In order to be able to run iQvoc as both a stand-alone application and a mountable engine, we had to use a small hack:
# lib/iqvoc.rb
unless Iqvoc.const_defined?(:Application)
require File.join(File.dirname(__FILE__), '../config/engine')
end
This works because the constant Iqvoc::Application
is only available when iQvoc is booted as a stand-alone Rails application.
The core configuration is implemented as a standard Ruby module. Independent of the given iQvoc setup (stand-alone or engine, see 5.3.1) it is encouraged to leave the standard configuration module lib/iqvoc.rb
as is. Default configuration options are implemented as standard module attributes and can be overwritten.
Example
# config/initializers/iqvoc.rb
require "iqvoc"
Iqvoc::Concept.base_class_name = "Concept::MyNamespace::Base"
Dependencies are managed with Bundler.
Git is used for revision control. The open source code is hosted on GitHub.

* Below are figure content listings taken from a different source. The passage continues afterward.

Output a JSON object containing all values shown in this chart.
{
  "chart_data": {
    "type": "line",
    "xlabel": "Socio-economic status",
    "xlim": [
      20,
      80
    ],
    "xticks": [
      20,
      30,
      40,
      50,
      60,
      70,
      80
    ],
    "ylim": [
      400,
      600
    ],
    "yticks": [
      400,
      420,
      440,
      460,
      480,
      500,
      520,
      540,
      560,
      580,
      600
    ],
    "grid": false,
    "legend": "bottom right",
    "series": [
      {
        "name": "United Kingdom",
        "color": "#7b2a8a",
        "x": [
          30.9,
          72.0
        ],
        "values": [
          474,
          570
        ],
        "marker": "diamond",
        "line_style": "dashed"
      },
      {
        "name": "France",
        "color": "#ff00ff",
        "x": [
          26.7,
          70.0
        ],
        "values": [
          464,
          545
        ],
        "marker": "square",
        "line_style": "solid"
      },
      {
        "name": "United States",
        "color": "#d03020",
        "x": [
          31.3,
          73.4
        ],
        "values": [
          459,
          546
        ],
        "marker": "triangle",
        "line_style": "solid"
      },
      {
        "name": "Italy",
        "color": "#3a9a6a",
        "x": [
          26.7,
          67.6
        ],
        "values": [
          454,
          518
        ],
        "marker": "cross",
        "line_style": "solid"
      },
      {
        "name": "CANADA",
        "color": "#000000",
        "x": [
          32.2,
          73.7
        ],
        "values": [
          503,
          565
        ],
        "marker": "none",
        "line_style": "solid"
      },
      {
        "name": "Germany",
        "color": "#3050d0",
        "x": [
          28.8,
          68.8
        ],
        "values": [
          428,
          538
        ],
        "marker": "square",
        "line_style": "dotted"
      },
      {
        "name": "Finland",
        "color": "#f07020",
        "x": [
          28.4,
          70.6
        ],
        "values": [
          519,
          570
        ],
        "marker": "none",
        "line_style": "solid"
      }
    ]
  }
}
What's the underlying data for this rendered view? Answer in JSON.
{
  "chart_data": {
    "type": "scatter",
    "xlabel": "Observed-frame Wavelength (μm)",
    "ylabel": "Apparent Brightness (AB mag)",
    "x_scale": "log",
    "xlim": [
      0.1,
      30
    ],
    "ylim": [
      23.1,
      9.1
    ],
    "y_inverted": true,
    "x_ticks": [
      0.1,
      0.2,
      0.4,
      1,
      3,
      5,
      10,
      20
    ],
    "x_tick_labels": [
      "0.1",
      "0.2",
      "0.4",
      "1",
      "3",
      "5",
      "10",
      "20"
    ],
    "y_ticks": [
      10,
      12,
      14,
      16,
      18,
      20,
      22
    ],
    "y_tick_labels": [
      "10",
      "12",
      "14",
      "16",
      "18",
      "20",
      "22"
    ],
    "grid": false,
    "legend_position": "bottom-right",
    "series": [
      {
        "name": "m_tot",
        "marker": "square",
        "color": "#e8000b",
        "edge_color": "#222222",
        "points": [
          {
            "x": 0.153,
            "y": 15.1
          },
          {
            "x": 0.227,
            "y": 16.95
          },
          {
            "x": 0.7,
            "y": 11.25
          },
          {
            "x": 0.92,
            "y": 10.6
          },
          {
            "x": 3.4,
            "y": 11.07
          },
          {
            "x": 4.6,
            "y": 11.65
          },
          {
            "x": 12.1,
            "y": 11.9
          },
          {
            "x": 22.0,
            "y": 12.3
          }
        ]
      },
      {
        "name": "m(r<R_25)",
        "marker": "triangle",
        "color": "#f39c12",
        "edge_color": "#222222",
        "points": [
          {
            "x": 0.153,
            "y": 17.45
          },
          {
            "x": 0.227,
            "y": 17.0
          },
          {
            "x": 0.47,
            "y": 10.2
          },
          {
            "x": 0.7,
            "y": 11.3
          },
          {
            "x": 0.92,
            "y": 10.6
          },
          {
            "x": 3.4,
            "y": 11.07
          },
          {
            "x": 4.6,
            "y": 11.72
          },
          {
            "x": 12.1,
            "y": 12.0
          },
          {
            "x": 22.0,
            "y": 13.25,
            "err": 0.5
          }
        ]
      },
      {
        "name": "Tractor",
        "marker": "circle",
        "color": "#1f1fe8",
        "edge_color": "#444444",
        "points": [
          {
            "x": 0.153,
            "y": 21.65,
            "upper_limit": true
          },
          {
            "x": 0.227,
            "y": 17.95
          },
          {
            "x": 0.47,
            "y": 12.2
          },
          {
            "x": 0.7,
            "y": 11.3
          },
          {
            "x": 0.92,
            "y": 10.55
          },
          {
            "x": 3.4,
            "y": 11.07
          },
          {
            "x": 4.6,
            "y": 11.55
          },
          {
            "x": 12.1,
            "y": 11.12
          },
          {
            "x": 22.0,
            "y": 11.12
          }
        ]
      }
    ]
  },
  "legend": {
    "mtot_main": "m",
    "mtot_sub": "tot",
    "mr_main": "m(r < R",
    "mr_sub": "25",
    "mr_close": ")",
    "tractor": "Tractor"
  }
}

Every release has its own Git tag according to the project's versioning guidelines referenced in 5.9. Every release is pushed to Rubygems as well so iQvoc can be installed via the standard Ruby package management system: gem install iqvoc
.
iQvoc uses Semantic Versioning in order to deliver a consistent and understandable versioning schema of the open source code.
iQvoc provides a test suite consisting of:
- Unit tests
Ensure business logic implemented in the model layer does what it is expected to do. - Integration tests
We make use of integration tests in which the site is browsed within a headless Webkit browser. This ensures full-stack testing from the outside in by replaying important user workflows in an automated way.
Resolving dependencies as well as the execution of the test suite and the migration of the database schema are part of a continuous integration process that runs on the open source distributed build platform Travis CI.
Because of iQvoc being a generic framework it can suffer from the typical problems for this case:
- Convention or configuration?
- How many configuration options are provided?
The flexible configuration is definitely one of the most complex things in the iQvoc core. Configurable model associations make class definition code rather complex and hard to read. Additionally, model references all over become rather implicit.
These things could be a potential risk for code maintainability.
iQvoc features a full-fledged editing and publishing workflow for concepts based on roles and permissions. As described in chapter 5.2.1 we use CanCan to define permissions for roles. We chose a very pragmatic approach for roles: Each user can have one role, the role is stored hardcoded in the user record. The permissions are defined with a DSL that CanCan provides in a so-called ability file.
- When viewing an individual concept or label, editors can choose to edit the respective entry by creating a new version - alternatively, new entries can be created via the user's dashboard
- Creating a new version creates a private revision and locks the entry, preventing concurrent edits by other users
- After editing an entry, the editor can propose the changes for publication
- Proposed changes appear in publishers' dashboard where they can be reviewed and publication can be approved
- Upon publication, the updated version replaces the public version
Creating versioning logic and state machines is non-trivial and can lead to bugs. We tried to ensure the software contains as few bugs as possible in the integration of the editing workflow by extending the test suite covering these sections.